Title: Rock'n'Roll, Lycanthropy, and Other STDs
Context:
For your delectation.Thanks: To
lindensphinx, for assuring me that while this is Wrong on many, many levels, it is Wrong in the very best sense.
Happy: Halloween, kids! 2257 words. This is 87% true.
As with many diseases, Jon Spencer picked up lycanthropy in college.
What else could have done it? One year, he’s student council class president from a small town in New Hampshire, off to Brown to study semiotics and film, shy and earnest and Kraftwerk-loving, the next, he’s dropped out and moved to the city, where he goes on to form a hate-fuck punk band called Pussy Galore. Say what you will about rich white kids acting out or the academic establishment or differently-ordered priorities, but something bit that boy, you can’t deny that.
*
The first time he woke up the morning after, it was by the side of the highway somewhere in Connecticut. Jon found himself sprawled out like road kill off the shoulder, bees buzzing through the wildflowers. It took a few minutes for his thoughts to clear enough to register where he was. His second realization, once he’d sat bolt upright and clutched his pounding head, was that he felt so full he thought he was going to be sick. After a good deal of scrubbing at his face - and honest to God, how long had it been since he shaved? - he made his first valiant effort at getting to his feet. From the road, it must have looked something like footage of a newborn deer trying to stand, too much knee and shank and too little balance and coordination.

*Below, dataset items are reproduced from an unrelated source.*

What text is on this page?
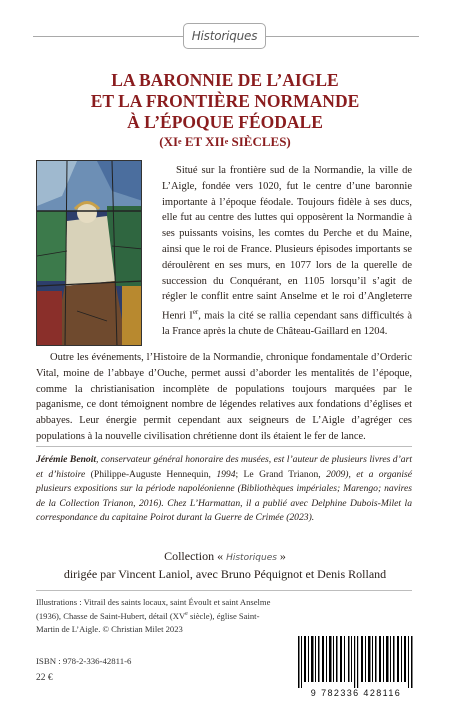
Historiques
LA BARONNIE DE L’AIGLE
ET LA FRONTIÈRE NORMANDE
À L’ÉPOQUE FÉODALE
(XIe ET XIIe SIÈCLES)

Situé sur la frontière sud de la Normandie, la ville de L’Aigle, fondée vers 1020, fut le centre d’une baronnie importante à l’époque féodale. Toujours fidèle à ses ducs, elle fut au centre des luttes qui opposèrent la Normandie à ses puissants voisins, les comtes du Perche et du Maine, ainsi que le roi de France. Plusieurs épisodes importants se déroulèrent en ses murs, en 1077 lors de la querelle de succession du Conquérant, en 1105 lorsqu’il s’agit de régler le conflit entre saint Anselme et le roi d’Angleterre Henri Ier, mais la cité se rallia cependant sans difficultés à la France après la chute de Château-Gaillard en 1204.

Outre les événements, l’Histoire de la Normandie, chronique fondamentale d’Orderic Vital, moine de l’abbaye d’Ouche, permet aussi d’aborder les mentalités de l’époque, comme la christianisation incomplète de populations toujours marquées par le paganisme, ce dont témoignent nombre de légendes relatives aux fondations d’églises et abbayes. Leur énergie permit cependant aux seigneurs de L’Aigle d’agréger ces populations à la nouvelle civilisation chrétienne dont ils étaient le fer de lance.

Jérémie Benoit, conservateur général honoraire des musées, est l’auteur de plusieurs livres d’art et d’histoire (Philippe-Auguste Hennequin, 1994; Le Grand Trianon, 2009), et a organisé plusieurs expositions sur la période napoléonienne (Bibliothèques impériales; Marengo; navires de la Collection Trianon, 2016). Chez L’Harmattan, il a publié avec Delphine Dubois-Milet la correspondance du capitaine Poirot durant la Guerre de Crimée (2023).

Collection « Historiques »
dirigée par Vincent Laniol, avec Bruno Péquignot et Denis Rolland

Illustrations : Vitrail des saints locaux, saint Évoult et saint Anselme (1936), Chasse de Saint-Hubert, détail (XVe siècle), église Saint-Martin de L’Aigle. © Christian Milet 2023

ISBN : 978-2-336-42811-6
22 €
9 782336 428116
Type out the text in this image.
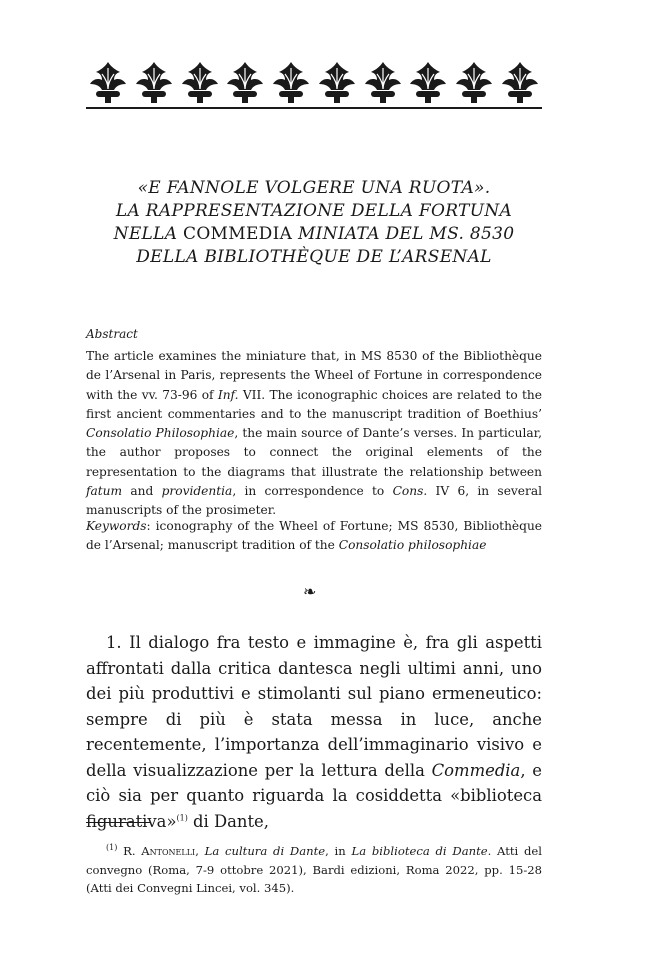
«E FANNOLE VOLGERE UNA RUOTA».
LA RAPPRESENTAZIONE DELLA FORTUNA
NELLA COMMEDIA MINIATA DEL MS. 8530
DELLA BIBLIOTHÈQUE DE L’ARSENAL
Abstract

The article examines the miniature that, in MS 8530 of the Bibliothèque de l’Arsenal in Paris, represents the Wheel of Fortune in correspondence with the vv. 73-96 of Inf. VII. The iconographic choices are related to the first ancient commentaries and to the manuscript tradition of Boethius’ Consolatio Philosophiae, the main source of Dante’s verses. In particular, the author proposes to connect the original elements of the representation to the diagrams that illustrate the relationship between fatum and providentia, in correspondence to Cons. IV 6, in several manuscripts of the prosimeter.

Keywords: iconography of the Wheel of Fortune; MS 8530, Bibliothèque de l’Arsenal; manuscript tradition of the Consolatio philosophiae

❧

1. Il dialogo fra testo e immagine è, fra gli aspetti affrontati dalla critica dantesca negli ultimi anni, uno dei più produttivi e stimolanti sul piano ermeneutico: sempre di più è stata messa in luce, anche recentemente, l’importanza dell’immaginario visivo e della visualizzazione per la lettura della Commedia, e ciò sia per quanto riguarda la cosiddetta «biblioteca figurativa»$^{(1)}$ di Dante,

$^{(1)}$ R. Antonelli, La cultura di Dante, in La biblioteca di Dante. Atti del convegno (Roma, 7-9 ottobre 2021), Bardi edizioni, Roma 2022, pp. 15-28 (Atti dei Convegni Lincei, vol. 345).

He managed to hitch his way back to Providence by three o’clock. It was a Sunday, and he didn’t have class until tomorrow afternoon, so that worry, at least, could be delayed until he’d had a good freak-out on his own. Nobody seemed to know where he had gone: Saturday afternoon he’d complained of a headache and locked himself in his dorm room. Just before sunset, he was seen tearing through the hall, and after that, he’d vanished into the night. He hadn’t been to any parties on campus, but he still managed to smell like a walking biker bar. Some detached part of him chalked it up to collegiate excess, and was intrigued and disappointed that he couldn’t recollect any of what was probably one hell of a story.
The second time it happened, he distinctly remembered spouting the fangs and hair. Everyone else who was with him at the time remembered the karaoke, which was spoken of in hushed, awed whispers for the rest of the academic year.
*
He’d seen enough horror movies to figure it out on his own. Once the initial shock had passed, a thrill of excitement settled in its place. Jon Spencer, werewolf! Man, how cool was that? One full moon over the summer, he borrowed a video camera from someone in the film school and set it up on a tripod in his room. The footage was a little horrifying from the outside, but then Jon watched himself claw open his window and jump out from the second storey. “Hell yeah,” he muttered to himself, with a private sort of grin.
He was a little more disappointed when he realized he didn’t do anything terribly exciting as a werewolf, for the most part. A diner about a mile from his parents’ house adopted him. People fed him burgers and lots of fried chicken. After that, there were beers. All this came to light when he asked his little sister Muffin to trail him for a night. “You’re like the lamest werewolf ever, Jon,” she reported disparagingly. “I could have been out with my friends all night.”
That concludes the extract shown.